In August 1946 the appointment name was changed to Senior British Naval Officer and Flag Officer Liaison, Middle East. In 1958 the East Indies Station was abolished, and its remaining units were transferred to MEC at Aden. In 1959 the former east indies Persian Gulf and Red Sea divisions were renamed the Arabian Seas and Persian Gulf Station until 1962 when the commands name was changed back to its previous name. In October 1967, MEC in Aden was abolished, and the remaining naval forces 'East of Suez' were transferred to the Far East Fleet.
1). The Mediterranean will be divided into two commands:(a) the area to the west line A to B to be the Mediterranean command. (b) the area to the East of the above line to be the Levant command which will include the Red Sea. 2). For the present the line A to B will be the line running from the Tunisian/Tripolitanian border to a position in Latitude 35 degrees North, Longitude 60 degrees East, thence to Cape Spartivento (Italy).

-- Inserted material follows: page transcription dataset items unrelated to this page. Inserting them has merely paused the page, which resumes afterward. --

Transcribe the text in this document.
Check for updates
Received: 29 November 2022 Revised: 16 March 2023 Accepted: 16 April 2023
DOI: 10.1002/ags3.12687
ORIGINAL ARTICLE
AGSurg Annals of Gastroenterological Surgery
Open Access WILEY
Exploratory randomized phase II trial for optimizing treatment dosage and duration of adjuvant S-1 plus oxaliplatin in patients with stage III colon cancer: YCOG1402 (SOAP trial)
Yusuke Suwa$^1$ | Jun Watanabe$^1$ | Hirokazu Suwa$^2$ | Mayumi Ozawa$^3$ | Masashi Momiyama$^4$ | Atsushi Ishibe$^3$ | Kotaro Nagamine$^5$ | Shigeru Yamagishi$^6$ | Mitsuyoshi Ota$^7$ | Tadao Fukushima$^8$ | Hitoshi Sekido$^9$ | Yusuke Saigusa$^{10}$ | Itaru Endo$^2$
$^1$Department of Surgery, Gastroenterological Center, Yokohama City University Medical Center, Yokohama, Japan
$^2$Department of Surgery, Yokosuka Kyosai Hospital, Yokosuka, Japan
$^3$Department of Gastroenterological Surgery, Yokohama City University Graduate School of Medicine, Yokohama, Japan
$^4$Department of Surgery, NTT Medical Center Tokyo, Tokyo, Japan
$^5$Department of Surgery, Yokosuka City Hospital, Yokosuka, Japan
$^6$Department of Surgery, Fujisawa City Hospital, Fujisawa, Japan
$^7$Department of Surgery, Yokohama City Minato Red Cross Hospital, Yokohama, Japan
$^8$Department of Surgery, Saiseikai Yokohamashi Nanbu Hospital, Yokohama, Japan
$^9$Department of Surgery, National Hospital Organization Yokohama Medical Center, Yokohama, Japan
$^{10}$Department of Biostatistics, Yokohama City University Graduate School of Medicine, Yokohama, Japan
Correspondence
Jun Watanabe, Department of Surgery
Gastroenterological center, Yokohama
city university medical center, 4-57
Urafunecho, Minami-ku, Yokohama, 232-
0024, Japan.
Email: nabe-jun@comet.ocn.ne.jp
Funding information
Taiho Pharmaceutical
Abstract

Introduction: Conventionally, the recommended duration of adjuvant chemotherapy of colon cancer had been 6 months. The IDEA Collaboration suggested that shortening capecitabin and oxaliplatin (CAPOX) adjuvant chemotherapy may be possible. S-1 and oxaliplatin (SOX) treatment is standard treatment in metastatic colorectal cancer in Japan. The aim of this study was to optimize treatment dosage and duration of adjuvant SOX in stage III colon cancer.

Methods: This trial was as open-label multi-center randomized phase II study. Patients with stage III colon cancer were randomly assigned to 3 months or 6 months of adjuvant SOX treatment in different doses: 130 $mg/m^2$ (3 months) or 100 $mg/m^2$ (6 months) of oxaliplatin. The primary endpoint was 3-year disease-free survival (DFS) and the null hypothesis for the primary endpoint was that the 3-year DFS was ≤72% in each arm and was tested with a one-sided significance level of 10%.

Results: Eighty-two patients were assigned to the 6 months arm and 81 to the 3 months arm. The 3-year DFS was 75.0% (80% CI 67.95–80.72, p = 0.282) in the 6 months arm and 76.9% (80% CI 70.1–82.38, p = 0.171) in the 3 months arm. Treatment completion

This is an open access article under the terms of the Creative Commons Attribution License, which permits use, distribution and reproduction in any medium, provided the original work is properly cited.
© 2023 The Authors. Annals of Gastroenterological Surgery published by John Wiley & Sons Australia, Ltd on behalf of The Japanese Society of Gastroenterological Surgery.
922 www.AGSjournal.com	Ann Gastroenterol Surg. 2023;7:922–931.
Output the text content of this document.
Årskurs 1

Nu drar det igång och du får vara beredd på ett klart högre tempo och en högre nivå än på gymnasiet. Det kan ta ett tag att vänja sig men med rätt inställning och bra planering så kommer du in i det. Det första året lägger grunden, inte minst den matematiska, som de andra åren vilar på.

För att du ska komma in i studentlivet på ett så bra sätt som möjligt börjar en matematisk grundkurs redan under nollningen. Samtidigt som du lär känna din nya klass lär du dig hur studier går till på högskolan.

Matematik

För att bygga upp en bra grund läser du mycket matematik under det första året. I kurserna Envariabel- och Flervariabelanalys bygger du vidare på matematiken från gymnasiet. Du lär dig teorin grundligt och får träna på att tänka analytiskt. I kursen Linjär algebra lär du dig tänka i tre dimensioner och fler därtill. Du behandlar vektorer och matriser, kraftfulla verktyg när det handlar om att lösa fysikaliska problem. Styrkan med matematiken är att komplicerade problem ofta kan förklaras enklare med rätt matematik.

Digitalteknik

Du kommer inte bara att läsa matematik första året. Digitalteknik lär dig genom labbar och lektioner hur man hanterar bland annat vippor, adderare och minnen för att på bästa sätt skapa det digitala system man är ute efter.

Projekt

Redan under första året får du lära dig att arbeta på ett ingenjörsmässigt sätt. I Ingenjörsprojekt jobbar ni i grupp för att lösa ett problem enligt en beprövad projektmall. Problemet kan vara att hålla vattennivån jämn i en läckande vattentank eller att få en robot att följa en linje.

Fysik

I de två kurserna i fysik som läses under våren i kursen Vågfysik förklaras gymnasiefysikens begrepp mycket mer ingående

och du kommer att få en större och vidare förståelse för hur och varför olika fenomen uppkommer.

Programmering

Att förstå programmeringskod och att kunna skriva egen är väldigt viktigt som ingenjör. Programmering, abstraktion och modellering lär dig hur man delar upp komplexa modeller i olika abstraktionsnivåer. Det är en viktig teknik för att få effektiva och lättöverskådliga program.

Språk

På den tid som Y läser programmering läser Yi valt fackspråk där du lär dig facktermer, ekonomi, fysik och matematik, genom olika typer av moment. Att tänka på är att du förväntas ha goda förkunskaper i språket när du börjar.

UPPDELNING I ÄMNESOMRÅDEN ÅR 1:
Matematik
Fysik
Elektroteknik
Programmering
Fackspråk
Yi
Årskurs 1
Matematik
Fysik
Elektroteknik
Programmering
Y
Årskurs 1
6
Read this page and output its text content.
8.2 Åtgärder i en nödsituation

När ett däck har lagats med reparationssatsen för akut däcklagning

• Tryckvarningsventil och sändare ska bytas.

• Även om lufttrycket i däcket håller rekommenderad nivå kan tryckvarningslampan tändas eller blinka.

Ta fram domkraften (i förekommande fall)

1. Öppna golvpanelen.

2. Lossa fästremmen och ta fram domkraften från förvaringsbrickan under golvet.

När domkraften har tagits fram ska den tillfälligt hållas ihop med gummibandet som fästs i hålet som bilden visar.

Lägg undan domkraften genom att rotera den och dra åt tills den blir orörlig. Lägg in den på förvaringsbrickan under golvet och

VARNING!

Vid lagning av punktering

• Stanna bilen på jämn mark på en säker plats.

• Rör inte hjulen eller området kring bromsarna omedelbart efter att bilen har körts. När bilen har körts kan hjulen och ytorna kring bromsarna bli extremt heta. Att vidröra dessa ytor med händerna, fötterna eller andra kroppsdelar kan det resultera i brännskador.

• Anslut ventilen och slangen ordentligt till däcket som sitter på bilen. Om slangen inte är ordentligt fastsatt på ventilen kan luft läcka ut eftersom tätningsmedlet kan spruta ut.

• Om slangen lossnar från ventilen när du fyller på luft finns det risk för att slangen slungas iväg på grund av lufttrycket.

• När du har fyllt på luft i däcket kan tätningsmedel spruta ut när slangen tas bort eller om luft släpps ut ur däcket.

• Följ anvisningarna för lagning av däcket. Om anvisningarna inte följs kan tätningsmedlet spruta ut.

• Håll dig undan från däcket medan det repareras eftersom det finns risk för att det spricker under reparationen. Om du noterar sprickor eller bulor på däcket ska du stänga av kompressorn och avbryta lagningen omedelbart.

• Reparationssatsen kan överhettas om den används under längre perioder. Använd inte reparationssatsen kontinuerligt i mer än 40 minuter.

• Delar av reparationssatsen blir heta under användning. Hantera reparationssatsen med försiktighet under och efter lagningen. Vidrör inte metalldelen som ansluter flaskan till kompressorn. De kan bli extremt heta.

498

Between 1943 and 1945 its subordinate shore commands were Tunisia (1943); North Africa, (1943-1944), Sicily (July–September 1943); Taranto September 1943- May 1945; FO West Italy September 1943.43-October 1944; Northern Mediterranean October 1944; Western Mediterranean (January 1943- January 1944 & July 1944 -1945). Gibraltar Dockyard and Malta Dockyard continued as major bases in support of the new organisation. In December 1943 the command was renamed Levant and Eastern Mediterranean. Post World War Two further re-organization of this command continued. In August 1946 the command became a maritime component of unified the tri-services British Middle East Command with the naval element administered by the Flag Officer, Middle East until 1959.
In 1958 the post of Commander-in-Chief, East Indies was abolished, and his remaining naval forces were reassigned to the joint services Middle East Command in Aden. In 1959, the naval forces of the Persian Gulf Division and Red Sea Division, previously administered by the East Indies command were merged to form the Arabian Seas and Persian Gulf Station. In 1962 that station was re-titled back to Middle East and it existed until 1967. From that time, following the withdraw of all British Forces in the Arabian Sea, Persian Gulf, Red Sea, the command was abolished.